Just how Norman Lebrecht's whine, France turning its back on centuries of Jewish citizenship (Telegraph, London), ended up on the opinion pages of Tuesday's Sydney Morning Herald we'll never really know. Was there really such a dearth of insightful commentary on the terrorist outrages in Paris that it just had to do? Seriously?:
"Our patriarch was Grand Rabbin of the Lower Rhine, the first Jewish preacher to deliver sermons in French. When the Germans occupied Alsace-Lorraine in 1870, we moved to Paris. My ancestors were never going to live under any flag but the Tricolore..."
Norman's mob apparently weathered the Dreyfus Affair, World War I ("20 members of our family gave their lives for France"), the Nazified French media of the 30s, and the German occupation of World War II ("Uncle Rene went underground with the resistance"). Nothing, it seemed, could possibly come between the Lebrechts and the Republic, with its "celestial values: liberty, equality and fraternity."
Until now that is:
"The alienated populace in the outer suburbs, ignored by the Republic and exploited by radical preachers, contributed to Jewish unease. Some streets were no longer safe to walk in a skullcap. Anti-Semitic rhetoric was heard on the Right, on the Left, and from the banlieues. Murderous attacks on Jewish schools aroused no national outrage on the scale seen in the past week. So Jews fled in their thousands - many to London, where two new communities have sprung up in my own neighbourhood. Some 3300 left for Israel in 2013, rising to 5000 last year... "
Of course, to suggest that this Exodus may have had something to do with Israel's grinding genocide of the Palestinians would be anathema to the likes of Norman.
"My Jewish friends were out on the streets of Paris this weekend, hoping that, after this tragic moment, the tide will turn. For myself, I am unable to pretend that life will go on as before. My history, as a Jew of France, is over."
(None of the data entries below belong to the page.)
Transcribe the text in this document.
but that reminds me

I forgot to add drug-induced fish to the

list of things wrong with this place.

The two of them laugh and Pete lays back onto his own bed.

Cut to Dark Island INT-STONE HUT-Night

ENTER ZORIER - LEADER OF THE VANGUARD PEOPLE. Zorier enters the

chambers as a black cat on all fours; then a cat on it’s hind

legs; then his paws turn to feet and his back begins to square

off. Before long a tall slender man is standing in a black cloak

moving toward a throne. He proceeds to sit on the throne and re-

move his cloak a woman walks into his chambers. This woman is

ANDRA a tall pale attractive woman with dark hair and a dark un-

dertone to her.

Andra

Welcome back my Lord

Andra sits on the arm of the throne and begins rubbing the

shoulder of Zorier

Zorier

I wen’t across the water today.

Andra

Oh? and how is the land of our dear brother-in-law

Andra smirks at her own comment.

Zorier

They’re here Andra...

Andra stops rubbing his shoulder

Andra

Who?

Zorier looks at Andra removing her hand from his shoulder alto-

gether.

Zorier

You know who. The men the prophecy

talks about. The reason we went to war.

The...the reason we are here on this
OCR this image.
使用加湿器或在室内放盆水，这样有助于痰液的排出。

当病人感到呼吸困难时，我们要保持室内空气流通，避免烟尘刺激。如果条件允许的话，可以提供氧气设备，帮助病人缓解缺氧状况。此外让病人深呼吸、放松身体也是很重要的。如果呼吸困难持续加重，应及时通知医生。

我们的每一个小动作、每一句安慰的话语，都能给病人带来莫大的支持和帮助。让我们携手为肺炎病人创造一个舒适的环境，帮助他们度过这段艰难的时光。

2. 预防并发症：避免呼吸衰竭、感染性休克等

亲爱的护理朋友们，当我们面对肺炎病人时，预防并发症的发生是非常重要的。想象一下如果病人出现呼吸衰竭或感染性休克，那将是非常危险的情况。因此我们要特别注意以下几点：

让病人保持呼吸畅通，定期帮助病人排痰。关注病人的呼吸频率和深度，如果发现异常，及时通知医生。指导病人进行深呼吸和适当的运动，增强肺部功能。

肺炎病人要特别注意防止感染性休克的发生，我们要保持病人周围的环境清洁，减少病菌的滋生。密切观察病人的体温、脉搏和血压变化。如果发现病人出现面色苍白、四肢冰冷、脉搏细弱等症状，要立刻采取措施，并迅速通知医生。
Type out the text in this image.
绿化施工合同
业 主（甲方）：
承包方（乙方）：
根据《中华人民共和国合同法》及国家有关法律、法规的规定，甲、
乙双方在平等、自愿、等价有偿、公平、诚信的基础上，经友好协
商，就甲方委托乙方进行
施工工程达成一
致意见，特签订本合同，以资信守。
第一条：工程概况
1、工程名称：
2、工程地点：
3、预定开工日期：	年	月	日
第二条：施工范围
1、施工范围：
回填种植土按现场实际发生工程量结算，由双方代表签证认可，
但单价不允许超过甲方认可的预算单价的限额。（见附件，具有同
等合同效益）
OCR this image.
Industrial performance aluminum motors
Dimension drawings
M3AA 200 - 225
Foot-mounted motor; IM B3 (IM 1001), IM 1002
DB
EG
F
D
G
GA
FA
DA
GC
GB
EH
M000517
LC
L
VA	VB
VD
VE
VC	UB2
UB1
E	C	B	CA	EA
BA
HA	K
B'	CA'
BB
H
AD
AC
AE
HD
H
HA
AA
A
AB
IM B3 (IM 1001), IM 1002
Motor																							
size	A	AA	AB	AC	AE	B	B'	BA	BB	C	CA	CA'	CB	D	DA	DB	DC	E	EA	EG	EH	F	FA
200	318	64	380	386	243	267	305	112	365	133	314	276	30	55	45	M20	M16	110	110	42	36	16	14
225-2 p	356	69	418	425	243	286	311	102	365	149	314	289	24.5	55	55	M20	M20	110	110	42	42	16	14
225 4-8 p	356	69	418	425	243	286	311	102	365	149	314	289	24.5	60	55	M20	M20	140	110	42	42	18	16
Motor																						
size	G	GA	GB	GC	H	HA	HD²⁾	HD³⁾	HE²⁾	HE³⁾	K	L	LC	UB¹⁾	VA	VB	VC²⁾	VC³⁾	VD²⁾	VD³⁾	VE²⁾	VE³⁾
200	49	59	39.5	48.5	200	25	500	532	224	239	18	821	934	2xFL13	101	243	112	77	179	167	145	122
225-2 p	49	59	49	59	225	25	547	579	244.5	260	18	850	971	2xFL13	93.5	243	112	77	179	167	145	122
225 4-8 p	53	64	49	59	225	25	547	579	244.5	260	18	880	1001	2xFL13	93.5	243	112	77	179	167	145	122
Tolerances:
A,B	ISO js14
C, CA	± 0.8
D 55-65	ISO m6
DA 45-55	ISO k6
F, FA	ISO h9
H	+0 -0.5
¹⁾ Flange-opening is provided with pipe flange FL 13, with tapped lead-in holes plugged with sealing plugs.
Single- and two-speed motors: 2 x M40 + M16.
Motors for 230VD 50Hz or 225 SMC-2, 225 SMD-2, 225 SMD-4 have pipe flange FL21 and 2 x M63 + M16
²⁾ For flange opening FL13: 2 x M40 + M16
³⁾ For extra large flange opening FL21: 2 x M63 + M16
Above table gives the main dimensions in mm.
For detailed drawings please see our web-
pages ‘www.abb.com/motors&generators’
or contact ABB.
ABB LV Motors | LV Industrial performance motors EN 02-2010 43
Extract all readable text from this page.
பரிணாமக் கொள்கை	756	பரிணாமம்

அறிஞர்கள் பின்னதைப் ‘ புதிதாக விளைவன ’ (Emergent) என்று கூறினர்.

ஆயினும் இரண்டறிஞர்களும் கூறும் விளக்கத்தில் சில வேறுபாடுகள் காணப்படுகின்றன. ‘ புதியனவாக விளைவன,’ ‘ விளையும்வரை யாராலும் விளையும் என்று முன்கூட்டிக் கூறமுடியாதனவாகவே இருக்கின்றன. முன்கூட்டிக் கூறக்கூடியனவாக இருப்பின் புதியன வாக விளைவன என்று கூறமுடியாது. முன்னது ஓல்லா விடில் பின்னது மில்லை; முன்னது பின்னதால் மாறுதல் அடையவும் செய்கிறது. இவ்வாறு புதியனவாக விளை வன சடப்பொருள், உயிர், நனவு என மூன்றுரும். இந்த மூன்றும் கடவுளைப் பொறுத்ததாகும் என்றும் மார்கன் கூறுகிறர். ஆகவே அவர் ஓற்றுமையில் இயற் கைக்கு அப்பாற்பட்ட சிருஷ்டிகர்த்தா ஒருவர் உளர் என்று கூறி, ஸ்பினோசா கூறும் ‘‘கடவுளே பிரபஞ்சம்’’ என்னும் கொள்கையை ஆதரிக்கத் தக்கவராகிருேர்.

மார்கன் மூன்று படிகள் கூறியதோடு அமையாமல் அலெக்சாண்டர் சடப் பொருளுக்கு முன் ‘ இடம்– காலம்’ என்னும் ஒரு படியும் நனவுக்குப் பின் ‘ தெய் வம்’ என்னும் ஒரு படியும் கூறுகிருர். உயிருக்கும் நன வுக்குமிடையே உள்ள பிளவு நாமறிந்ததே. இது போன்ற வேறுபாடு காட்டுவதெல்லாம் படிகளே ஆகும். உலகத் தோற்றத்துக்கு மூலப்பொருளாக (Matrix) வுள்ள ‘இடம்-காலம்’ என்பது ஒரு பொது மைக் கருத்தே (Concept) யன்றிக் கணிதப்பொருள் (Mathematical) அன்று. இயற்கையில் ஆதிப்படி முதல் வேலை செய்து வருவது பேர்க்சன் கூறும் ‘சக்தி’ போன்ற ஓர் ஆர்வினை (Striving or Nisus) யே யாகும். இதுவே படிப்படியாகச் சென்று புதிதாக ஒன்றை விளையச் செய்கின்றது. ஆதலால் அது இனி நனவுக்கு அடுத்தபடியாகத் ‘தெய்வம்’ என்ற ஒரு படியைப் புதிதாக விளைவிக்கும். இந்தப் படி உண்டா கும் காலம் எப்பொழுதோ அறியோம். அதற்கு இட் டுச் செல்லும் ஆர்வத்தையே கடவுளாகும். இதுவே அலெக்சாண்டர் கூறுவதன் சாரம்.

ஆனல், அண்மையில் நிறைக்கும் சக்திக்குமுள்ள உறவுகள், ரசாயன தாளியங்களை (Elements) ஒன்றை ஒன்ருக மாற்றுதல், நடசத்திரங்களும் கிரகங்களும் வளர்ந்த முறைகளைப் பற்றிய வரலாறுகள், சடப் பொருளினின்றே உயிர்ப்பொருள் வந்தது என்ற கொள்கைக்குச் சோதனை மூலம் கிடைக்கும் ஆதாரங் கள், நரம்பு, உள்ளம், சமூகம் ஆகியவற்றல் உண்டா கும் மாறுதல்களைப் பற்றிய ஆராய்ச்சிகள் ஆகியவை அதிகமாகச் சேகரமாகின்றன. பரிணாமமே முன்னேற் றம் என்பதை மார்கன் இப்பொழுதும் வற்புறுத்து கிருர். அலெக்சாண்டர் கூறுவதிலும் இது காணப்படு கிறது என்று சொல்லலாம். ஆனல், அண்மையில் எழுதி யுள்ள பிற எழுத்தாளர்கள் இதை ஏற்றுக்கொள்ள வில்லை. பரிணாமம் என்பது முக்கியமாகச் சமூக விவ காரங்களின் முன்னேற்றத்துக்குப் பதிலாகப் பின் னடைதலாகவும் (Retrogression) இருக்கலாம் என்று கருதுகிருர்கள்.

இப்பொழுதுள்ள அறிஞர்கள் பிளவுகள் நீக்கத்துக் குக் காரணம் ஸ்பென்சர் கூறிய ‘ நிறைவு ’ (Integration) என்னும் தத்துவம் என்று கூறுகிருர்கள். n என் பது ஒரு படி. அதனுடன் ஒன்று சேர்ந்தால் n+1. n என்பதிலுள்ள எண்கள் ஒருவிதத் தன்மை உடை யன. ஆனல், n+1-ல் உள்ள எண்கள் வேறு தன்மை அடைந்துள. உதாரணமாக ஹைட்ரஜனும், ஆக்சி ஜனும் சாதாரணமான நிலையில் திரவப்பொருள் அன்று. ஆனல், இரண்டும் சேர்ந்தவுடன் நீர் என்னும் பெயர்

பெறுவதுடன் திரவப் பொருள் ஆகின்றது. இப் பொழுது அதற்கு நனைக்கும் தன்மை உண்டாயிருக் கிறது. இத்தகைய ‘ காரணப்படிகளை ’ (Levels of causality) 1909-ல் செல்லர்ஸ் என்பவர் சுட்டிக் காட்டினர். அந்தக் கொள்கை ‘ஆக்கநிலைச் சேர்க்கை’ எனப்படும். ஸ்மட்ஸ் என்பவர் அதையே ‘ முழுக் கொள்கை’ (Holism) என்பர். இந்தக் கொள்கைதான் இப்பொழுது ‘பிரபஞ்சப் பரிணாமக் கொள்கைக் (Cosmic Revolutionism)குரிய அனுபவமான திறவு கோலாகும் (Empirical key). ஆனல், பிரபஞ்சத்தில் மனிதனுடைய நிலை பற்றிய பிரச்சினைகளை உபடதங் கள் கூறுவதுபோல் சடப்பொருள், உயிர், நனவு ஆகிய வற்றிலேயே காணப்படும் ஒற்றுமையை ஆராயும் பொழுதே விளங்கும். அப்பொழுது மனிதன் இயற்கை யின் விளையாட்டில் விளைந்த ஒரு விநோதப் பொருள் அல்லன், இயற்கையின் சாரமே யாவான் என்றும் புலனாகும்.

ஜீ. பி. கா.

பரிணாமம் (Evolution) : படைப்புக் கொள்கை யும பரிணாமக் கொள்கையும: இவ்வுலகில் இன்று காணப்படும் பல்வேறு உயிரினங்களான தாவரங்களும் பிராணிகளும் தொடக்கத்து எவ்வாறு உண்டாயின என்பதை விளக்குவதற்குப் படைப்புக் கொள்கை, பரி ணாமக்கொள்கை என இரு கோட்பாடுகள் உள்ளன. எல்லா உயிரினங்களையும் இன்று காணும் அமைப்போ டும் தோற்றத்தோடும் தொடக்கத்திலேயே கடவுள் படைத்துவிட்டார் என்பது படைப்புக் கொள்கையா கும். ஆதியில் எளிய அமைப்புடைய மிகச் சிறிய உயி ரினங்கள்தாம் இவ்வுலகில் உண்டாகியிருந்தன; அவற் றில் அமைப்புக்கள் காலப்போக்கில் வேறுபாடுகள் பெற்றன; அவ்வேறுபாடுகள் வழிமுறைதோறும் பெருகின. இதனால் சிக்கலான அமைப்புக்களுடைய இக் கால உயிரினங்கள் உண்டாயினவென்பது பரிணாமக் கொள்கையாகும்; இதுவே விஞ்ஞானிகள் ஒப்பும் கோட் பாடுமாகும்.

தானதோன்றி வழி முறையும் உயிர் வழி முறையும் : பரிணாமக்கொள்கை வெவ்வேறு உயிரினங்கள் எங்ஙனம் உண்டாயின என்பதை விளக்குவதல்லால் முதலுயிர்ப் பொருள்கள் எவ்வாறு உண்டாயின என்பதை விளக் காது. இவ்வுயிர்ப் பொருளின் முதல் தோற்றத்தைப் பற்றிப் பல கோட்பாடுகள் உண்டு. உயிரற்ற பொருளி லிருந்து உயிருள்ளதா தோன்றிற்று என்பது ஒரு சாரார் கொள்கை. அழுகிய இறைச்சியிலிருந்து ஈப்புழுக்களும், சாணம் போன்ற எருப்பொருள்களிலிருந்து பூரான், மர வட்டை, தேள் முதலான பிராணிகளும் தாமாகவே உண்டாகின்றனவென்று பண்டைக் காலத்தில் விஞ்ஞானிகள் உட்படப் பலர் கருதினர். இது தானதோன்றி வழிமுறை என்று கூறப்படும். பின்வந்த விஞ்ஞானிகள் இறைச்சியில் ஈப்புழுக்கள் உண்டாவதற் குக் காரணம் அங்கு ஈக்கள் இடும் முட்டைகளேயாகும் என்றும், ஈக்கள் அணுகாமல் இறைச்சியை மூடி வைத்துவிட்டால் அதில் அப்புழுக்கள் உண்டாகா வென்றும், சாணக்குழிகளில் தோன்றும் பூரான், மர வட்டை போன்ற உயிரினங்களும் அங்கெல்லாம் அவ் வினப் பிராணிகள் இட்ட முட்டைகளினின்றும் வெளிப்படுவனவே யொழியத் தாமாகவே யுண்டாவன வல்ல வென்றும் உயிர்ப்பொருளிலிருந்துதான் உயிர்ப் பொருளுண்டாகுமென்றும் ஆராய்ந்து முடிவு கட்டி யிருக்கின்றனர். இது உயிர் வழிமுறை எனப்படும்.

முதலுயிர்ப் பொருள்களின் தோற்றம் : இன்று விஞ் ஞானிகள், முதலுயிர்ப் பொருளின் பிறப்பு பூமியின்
Now based on that cri de coeur, you'd be forgiven for thinking (absent those words about London) that Norman's Exodus from France was just about nigh, non?
In fact, Norman split for the UK long ago. As Wikipedia tells us: "Norman Lebrecht is a British commentator on music and cultural affairs and a novelist. He was a columnist for the Daily Telegraph from 1994 until 2002 and assistant editor of The Evening Standard from 2002 until 2009."
Sort of takes the wind out of the whine, non?
The real trouble with Norman's whine, however, is that he's said it all before. Long before.
Over at jewishcomment.com, for example, you'll find, under the heading Norman Lebrecht's warnings, the following editorial note from 2002:
"On 15 April, the London music critic Norman Lebrecht wrote a long and impassioned article in The Evening Standard newspaper suggesting that Britain is no longer a pleasant place for Jews. Observing that the UK's media and intellectual 'chattering classes' have made life a misery by constantly attacking Israel and organising vitriolic boycotts and demonstrations against the Jewish State, Lebrecht asserts that British Jews are fearful of a 1930s-style hatred not seen since the days of Oswald Mosley's blackshirts."
That note was by way of introducing an excellent epistolery rebuttal by Rabbi John Rayner (18/4/02), which, in part, reads:
"There is an old Latin saying... Those whom God wants to destroy, He first sends mad. The article by an important journalist [Lebrecht], indicates that he is the latest victim... [G]iven all that has happened [Rayner had cited Israel's colonisation of Palestinian land since 1967], it is not surprising... that almost the whole world should feel revulsion for Israel's behaviour towards the Palestinians in places like Jenin, and that in this anti-Israel (i.e., anti-Sharon) fury several different motives should get mixed up: (a) sympathy for the underdog, (b) contempt for the big bully, (c) outrage against the injustice that has been done to the Palestinians ever since 1948, (d) anger against Israel's persistent defiance of the UN over many years, and (e) common-or-garden anti-Semitism, expressing itself even in attacks on synagogues in the Diaspora? Given all this historical background, for Israelis, supported by Diaspora Jews, and now even by Lebrecht, STILL to maintain the myth of Jewish innocence and to say: we have done nothing wrong, we are merely the victims of world-wide anti-Semitism, is nothing less than madness."
I wonder how long before mad Norman reprises his 2002 whine, concluding My history, as a Jew of England, is over. And don't worry about missing it - it's bound to turn up in the Herald.